In Roads and Doors, something is definitely passing through, and something is definitely opening in and out of the gorgeous opalescent surface. But these paths and entrances are more or less abstract: less depictions than intricate patterns weaving through the paint, adventures for the mind and eye. In Crown, with its green facets and fractals, a scattering of blue pinpoints sparkles in one corner while white streaks zigzag across another. If one first thought of jewels, it is no surprise to learn that Kokolia was looking at another kind of natural radiance: the sky seen through the topmost branches (and needles) of a conifer.

He paints these marvels at home in the small Moravian village of Veverské Knínice, which has a population of around 900 but many thousands more trees. Born in the former Czechoslovakia in 1956, Kokolia lived through the Prague Spring and two decades of isolation behind the iron curtain before the Velvet Revolution freed his country from communism. He studied at the Academy of Fine Arts in Prague, where he subsequently became professor himself, but there is nothing formal about his existence.

In the Czech Republic, for instance, he is better known to some followers as a champion of composting, tai chi and Chinese philosophy; to others as a poet and pithy tweeter. Still others remember him as the frontman of the legendary alternative rock group E during the 1980s. Over here he is barely known at all, alas, although the Ikon Gallery’s exhibition should change all that. It is a complete revelation.

For in addition to these ravishing paintings, Kokolia turns out to be the Goya of the Czech Republic. The opening gallery is filled with his dense and brilliant drawings in black ink on card, each depicting some queer scenario halfway between aphorism and fable. Here is Sisyphus with his head disappearing right into the rock he rolls up the hill, and a traveller stranded in a sea of suitcases as far as the eye can see, unable to move. A dog is dwarfed by a humiliatingly large rabbit and a tiny woman smothered in the clasp of a gargantuan baby: nature turned upside down.

‘Some queer scenario halfway between aphorism and fable’: from Big Series1 (1983 by Vladimír Kokolia. Photograph: courtesy of the artist

One man tries to broach a storm at sea on fragile stilts. Another attempts to kill the bolting horse on which he rides. Puppets pull the strings of other puppets and one ravenous figure eats another, which eats another, and so on, in grotesque pastiche of Russian dolls. A tense citizen stabs himself in the back, in true communist fashion.

If the drawings show the political plight in Prague, or the human condition in general, the paintings come as joyful compensation. Kokolia is a euphoric observer. He sees the allure of night, of making darkness visible with thickets of glowing black paint. He looks at crisscrossing avenues of long shadows and translates them into slender vertical strokes in brilliant colours, as if the landscape was composed of the finest silk threads.
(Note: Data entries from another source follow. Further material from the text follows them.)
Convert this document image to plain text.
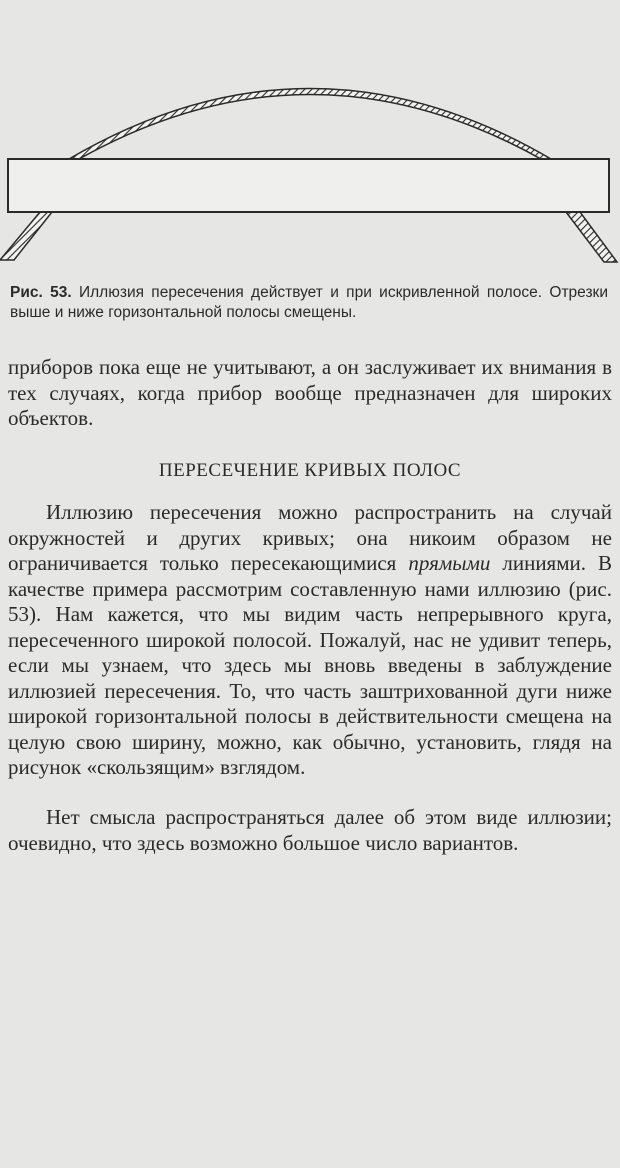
Рис. 53. Иллюзия пересечения действует и при искривленной полосе. Отрезки выше и ниже горизонтальной полосы смещены.
приборов пока еще не учитывают, а он заслуживает их внимания в тех случаях, когда прибор вообще предназначен для широких объектов.
ПЕРЕСЕЧЕНИЕ КРИВЫХ ПОЛОС
Иллюзию пересечения можно распространить на случай окружностей и других кривых; она никоим образом не ограничивается только пересекающимися прямыми линиями. В качестве примера рассмотрим составленную нами иллюзию (рис. 53). Нам кажется, что мы видим часть непрерывного круга, пересеченного широкой полосой. Пожалуй, нас не удивит теперь, если мы узнаем, что здесь мы вновь введены в заблуждение иллюзией пересечения. То, что часть заштрихованной дуги ниже широкой горизонтальной полосы в действительности смещена на целую свою ширину, можно, как обычно, установить, глядя на рисунок «скользящим» взглядом.
Нет смысла распространяться далее об этом виде иллюзии; очевидно, что здесь возможно большое число вариантов.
And the closer you get to his pictures, the more captivating they become. A big canvas of midnight blue whorls on a deep blue ground looks as if it had been made with the artist’s bare hands, running his fingers through the pigment. But in fact, like all the other works here, it is meticulously painted in brushstrokes that seem to render themselves nearly invisible, as if they might get in the way, distracting the viewer from the blue of some nearly real landscape by night. Except that the painting casts its own glow, the radiance of a sudden new vision. No wonder this show is called Epiphany.

Paired with it, aptly, is a small exhibition of work by the Belgian‑born, Mexico-based artist Francis Alÿs which includes many delicate drawings of a girl making a knot in her long hair, which then unties itself in a charming moment of release (these images are all edited into a single culminating animation). But the high point is his spectacular video Tornado.

Alÿs (b1959), camera in hand, rushes headlong towards a gathering dust devil in the Mexican highlands. The sound is cacophonous, the vision overwhelming and then, with great abruptness, it all seems to end. Except that the artist is now inside the eye of the storm. Everything subsides into a mesmerising silence – offering the realisation of what it is to be at peace, in the midst of grave danger – only to start up all over again.